Eritrea & Ethiopia’s Border Dispute

  • Share
  • CevherShare
  • Share

After our discussion about the complexity of the immigration issue in the United States and the border conflict with Mexico, I was curious to see how the discourse about the Eritrea-Ethiopia border dispute has been and whether there are any signs of a solution.

Just for a little history, Eritrea is a East African country and former Italian colony that borders Ethiopia, Sudan and Djibouti. The Eritrean Liberation Front and the Eritrean People’s Liberation Front were the two separatist groups fighting the Ethiopian government to win Eritrea’s independence from Ethiopia in 1961. After 30 years of war, Eritreans voted in a referendum for independence from Ethiopia in 1993 and was recognized officially by the United Nations.

Unfortunately a vote for independence is not that simple, because then came the task of defining the boundaries of these two independent states.
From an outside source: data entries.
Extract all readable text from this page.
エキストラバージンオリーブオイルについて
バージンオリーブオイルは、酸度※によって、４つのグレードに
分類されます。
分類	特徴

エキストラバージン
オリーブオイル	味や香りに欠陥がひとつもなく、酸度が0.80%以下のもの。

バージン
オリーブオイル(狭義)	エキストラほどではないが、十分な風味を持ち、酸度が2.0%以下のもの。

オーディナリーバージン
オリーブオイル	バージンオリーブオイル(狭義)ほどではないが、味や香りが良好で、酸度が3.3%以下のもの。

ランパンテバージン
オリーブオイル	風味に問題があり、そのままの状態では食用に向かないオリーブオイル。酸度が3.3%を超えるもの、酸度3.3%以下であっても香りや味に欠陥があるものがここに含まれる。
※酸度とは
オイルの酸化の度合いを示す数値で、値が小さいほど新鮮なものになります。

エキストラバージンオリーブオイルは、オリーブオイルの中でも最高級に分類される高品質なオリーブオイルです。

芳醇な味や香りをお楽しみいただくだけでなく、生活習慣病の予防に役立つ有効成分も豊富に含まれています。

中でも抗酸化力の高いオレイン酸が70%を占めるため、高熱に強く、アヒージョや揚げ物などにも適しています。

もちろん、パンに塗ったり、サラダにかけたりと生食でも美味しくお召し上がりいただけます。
This created tension between the Eritrean and Ethiopian governments and led to a war between 1998 and 2000. A boundary commission was created by the Algiers Agreement to assess the conflict after fighting stopped.  There are reports of more confrontations since then up until 2010 between the two states. As of 2011, Ethiopia is in control of the town of Badme even though the commission ruled that it rightfully belonged to Eritrea. Both countries are still training and deploying a standing army at the border according to a 2008 UN report along with UN peacekeeping forces.

What I find so troubling is all the time, energy and resources put into this war and all the lives lost when no concrete, real solution was found. It really shows how right former President Oscar Arias is about how useless and harmful armies are when there are so many important social, economic, and humanitarian problems that need to be funded. Eritrea has so many issues that its secretive, repressive authoritarian regime refuses to acknowledge in order to maintain a facade of stability and prosperity that warrants respect and fear on the international arena. It has a current negative spotlight on it because of accusations of supporting the Somali militant group, al Shabab.

I did find a website created with a focus on the Eritrea-Ethiopia Conflict that appears to be written from a sympathetic Eritrean perspective. It puts the blame on Ethiopia for not committing to peaceful means to solve the border issue.

Ethiopia continues to demand that Eritrea must unilaterally and unconditionally withdraw from areas Ethiopia claims and that Ethiopia administers these areas as a precondition. If not, it goes to war.


I wonder if a border commission that brought responsible and important officials from the US and Mexico would help the dialogue, even though it obviously hasn’t brought results for Eritrea and Ethiopia yet. The way Eritrea has used its border issue to justify sacrifices in human rights and freedom isn’t too far from what the United States could do if we allow extreme voices to dominate the immigration discourse and let facts be dismissed. We need to operate by our values and live by them with each policy and agreement we make.